Merger Problems -- No Problem :: essays research papers

I have documented in the introductory paper for this class my beef with the authors that they have a ready-made pay back of excuses absolving workers of all of the blame for downward spirals in productivity - rather, its the cutting sterility of computer technology, or mergers, or globalization, or cost-cutting, or reengineering, or outsourcing, or some combination of the above that is to blame for the unraveling of the corporate cultivation as we know it. In the words of Charlie Brown, Good grief. Perhaps its because Ive never been a part of a strong, warm body of work culture, but I believe that the authors underestimate the value of just approach in, doing your communication channel, and not worrying about having a social life or friends at work, and not carrying on about awful the employment grace is today.

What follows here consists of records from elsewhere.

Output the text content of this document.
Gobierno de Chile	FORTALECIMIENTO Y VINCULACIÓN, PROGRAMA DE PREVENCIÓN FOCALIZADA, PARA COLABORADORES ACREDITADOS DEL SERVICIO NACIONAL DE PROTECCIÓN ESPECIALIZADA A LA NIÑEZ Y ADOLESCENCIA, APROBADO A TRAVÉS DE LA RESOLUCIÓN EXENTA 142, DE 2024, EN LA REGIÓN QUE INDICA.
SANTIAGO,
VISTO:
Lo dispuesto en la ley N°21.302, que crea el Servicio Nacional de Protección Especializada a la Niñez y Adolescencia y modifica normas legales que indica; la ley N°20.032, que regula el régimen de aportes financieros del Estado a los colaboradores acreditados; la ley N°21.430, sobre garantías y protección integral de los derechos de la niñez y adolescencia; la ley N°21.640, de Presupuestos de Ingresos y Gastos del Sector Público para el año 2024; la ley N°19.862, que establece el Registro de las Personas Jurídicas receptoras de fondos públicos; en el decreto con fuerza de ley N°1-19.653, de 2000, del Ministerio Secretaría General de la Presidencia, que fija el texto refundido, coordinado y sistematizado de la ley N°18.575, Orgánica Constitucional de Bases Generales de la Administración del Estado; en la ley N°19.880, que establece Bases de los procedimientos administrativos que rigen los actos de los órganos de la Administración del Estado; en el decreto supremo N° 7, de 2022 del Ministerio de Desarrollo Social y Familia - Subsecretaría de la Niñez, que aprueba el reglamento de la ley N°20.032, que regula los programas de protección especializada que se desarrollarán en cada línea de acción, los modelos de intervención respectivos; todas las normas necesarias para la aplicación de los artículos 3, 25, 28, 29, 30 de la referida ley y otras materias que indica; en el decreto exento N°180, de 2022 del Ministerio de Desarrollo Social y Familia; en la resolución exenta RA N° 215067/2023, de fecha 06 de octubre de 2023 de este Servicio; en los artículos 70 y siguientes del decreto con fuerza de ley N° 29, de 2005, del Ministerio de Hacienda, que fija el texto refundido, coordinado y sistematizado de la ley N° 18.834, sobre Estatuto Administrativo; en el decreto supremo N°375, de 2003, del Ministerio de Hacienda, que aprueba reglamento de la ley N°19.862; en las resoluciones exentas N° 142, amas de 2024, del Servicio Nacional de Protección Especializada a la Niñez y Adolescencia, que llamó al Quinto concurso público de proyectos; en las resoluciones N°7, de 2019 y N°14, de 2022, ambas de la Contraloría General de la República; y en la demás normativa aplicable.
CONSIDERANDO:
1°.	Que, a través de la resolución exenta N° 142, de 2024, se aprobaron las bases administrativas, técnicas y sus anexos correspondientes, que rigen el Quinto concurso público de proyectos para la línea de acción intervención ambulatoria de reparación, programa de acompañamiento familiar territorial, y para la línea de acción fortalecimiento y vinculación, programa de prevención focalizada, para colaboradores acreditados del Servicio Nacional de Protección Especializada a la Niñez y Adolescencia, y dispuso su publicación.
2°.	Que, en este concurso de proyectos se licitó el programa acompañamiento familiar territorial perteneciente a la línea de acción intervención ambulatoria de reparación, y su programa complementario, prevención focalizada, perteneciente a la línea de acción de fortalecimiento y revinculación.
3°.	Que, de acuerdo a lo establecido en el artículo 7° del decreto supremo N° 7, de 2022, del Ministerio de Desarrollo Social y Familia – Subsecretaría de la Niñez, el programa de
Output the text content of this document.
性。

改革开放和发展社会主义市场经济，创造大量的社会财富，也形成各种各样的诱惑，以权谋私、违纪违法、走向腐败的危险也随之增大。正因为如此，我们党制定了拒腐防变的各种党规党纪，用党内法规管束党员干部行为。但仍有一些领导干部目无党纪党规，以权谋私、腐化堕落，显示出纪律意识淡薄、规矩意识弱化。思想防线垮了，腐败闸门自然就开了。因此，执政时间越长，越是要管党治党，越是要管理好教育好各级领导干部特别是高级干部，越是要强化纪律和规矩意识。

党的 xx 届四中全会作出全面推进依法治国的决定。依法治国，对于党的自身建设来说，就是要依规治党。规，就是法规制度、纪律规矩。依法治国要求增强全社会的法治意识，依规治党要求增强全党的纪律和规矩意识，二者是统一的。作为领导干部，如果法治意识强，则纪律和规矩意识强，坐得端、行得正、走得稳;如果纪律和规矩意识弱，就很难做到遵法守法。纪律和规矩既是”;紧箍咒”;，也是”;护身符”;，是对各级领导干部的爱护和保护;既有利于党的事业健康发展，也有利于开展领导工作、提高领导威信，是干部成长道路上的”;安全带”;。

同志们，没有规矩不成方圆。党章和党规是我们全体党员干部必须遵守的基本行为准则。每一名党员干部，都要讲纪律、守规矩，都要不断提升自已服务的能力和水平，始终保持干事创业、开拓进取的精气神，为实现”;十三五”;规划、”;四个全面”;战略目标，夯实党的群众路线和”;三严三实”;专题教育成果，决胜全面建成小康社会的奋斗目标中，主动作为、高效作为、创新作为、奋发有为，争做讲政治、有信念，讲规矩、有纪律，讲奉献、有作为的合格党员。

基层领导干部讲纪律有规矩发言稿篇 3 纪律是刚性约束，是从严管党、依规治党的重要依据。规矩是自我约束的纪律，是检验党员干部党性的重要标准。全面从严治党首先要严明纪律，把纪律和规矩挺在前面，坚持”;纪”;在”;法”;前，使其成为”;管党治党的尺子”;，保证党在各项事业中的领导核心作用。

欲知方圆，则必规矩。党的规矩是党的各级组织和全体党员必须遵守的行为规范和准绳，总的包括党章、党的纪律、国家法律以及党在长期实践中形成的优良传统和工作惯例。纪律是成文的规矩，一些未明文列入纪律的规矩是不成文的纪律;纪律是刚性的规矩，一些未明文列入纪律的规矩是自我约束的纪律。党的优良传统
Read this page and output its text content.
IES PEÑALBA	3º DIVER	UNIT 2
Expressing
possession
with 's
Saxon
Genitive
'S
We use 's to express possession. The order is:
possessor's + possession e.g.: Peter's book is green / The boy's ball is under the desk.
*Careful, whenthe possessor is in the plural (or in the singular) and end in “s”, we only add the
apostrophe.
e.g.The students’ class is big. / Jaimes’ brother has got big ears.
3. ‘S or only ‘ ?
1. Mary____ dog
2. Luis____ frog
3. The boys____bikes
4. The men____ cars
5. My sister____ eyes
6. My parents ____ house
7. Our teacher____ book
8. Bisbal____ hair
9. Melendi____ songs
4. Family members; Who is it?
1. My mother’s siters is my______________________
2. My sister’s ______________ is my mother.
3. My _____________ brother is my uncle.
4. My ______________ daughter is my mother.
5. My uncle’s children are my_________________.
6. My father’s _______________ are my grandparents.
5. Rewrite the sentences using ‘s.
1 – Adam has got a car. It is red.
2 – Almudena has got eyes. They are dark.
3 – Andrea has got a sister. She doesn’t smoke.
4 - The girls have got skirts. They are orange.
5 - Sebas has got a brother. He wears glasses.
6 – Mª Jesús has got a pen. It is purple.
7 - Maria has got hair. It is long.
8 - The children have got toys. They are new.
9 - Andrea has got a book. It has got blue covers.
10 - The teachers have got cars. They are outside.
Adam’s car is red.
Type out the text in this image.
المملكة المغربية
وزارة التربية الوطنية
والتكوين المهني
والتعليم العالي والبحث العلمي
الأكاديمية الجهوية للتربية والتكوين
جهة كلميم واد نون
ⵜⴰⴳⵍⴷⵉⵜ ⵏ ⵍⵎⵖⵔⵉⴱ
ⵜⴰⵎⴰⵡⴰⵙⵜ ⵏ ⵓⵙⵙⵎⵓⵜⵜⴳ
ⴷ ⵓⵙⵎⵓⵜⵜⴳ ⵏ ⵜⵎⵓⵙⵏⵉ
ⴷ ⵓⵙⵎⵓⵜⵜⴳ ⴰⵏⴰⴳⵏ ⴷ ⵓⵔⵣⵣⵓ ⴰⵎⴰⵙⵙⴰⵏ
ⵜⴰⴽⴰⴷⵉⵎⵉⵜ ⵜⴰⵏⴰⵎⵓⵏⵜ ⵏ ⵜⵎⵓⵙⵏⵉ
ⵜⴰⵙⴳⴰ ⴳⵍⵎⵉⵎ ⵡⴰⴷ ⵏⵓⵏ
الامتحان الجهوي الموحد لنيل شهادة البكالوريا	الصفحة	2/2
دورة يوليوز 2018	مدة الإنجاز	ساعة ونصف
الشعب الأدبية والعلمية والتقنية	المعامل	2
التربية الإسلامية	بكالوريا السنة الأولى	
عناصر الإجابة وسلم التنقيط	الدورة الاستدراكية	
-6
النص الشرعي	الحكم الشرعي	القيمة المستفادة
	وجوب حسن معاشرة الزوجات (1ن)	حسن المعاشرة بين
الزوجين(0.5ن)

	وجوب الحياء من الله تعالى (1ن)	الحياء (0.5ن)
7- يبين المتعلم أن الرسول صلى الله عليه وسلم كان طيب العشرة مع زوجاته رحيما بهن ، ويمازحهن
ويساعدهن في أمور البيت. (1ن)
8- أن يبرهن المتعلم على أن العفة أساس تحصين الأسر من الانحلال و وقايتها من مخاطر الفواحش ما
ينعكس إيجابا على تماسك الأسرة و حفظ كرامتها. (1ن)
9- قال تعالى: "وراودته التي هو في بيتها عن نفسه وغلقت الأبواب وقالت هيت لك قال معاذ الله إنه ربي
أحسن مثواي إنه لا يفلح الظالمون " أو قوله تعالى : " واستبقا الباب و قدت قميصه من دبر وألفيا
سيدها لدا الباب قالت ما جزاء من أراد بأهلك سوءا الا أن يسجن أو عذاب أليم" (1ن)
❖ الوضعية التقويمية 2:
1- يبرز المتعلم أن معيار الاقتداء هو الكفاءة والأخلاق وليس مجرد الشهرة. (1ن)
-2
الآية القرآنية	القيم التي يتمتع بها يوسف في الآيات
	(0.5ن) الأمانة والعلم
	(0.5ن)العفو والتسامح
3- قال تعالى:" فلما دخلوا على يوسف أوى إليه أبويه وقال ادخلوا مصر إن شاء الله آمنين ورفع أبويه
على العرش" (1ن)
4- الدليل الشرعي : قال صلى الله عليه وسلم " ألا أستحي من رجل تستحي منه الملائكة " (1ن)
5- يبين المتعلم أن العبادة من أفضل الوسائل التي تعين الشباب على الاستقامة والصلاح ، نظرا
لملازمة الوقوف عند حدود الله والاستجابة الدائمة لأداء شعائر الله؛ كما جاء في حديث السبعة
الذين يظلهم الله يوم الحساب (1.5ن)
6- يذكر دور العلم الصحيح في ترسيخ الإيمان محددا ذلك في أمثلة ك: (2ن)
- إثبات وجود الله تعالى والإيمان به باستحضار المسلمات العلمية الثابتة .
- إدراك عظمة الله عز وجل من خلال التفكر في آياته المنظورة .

Those things are all nice and might be life-affirming and lend " importation" to a persons life, but doing the stemma is paramount to all of the above. (Its not politically correct to occlusive this out.)Again, I want to reiterate a point I made in the previous paper a job is a privilege, not a proper(a). There is no more right to a job than there is a right to win the lottery. I am a terribly lucky, blessed person to have the job that I have, and I work for someone who has the reputation of being an domineering monster at times. But we have gotten so carried a itinerary with assign rights we have no business assigning, rights that the recipients have no business having ascribed to them, that we lug that responsibilities are also involved. The concept of "rights without responsibilities" leads to anarchy, and virtual anarchy is the condition install in many an(prenominal) factories and other places of employment today. And the fact that so many people have conspired to legitimize the crap put forth by the two authors - from the publishers to the universities that assign The New Corporate Cultures as a textual matter - e x prevail tos me wonder if the world has not lost its collective head.That said, the authors do make some good points about Merger Mania (the topic of Chapter 5) and its accomplishment on organizational cultures, but they dont offer solutions to the problems rather, they tend to harp on the fact that the sacred employee is harmed in some way by the merger/ acquisition process.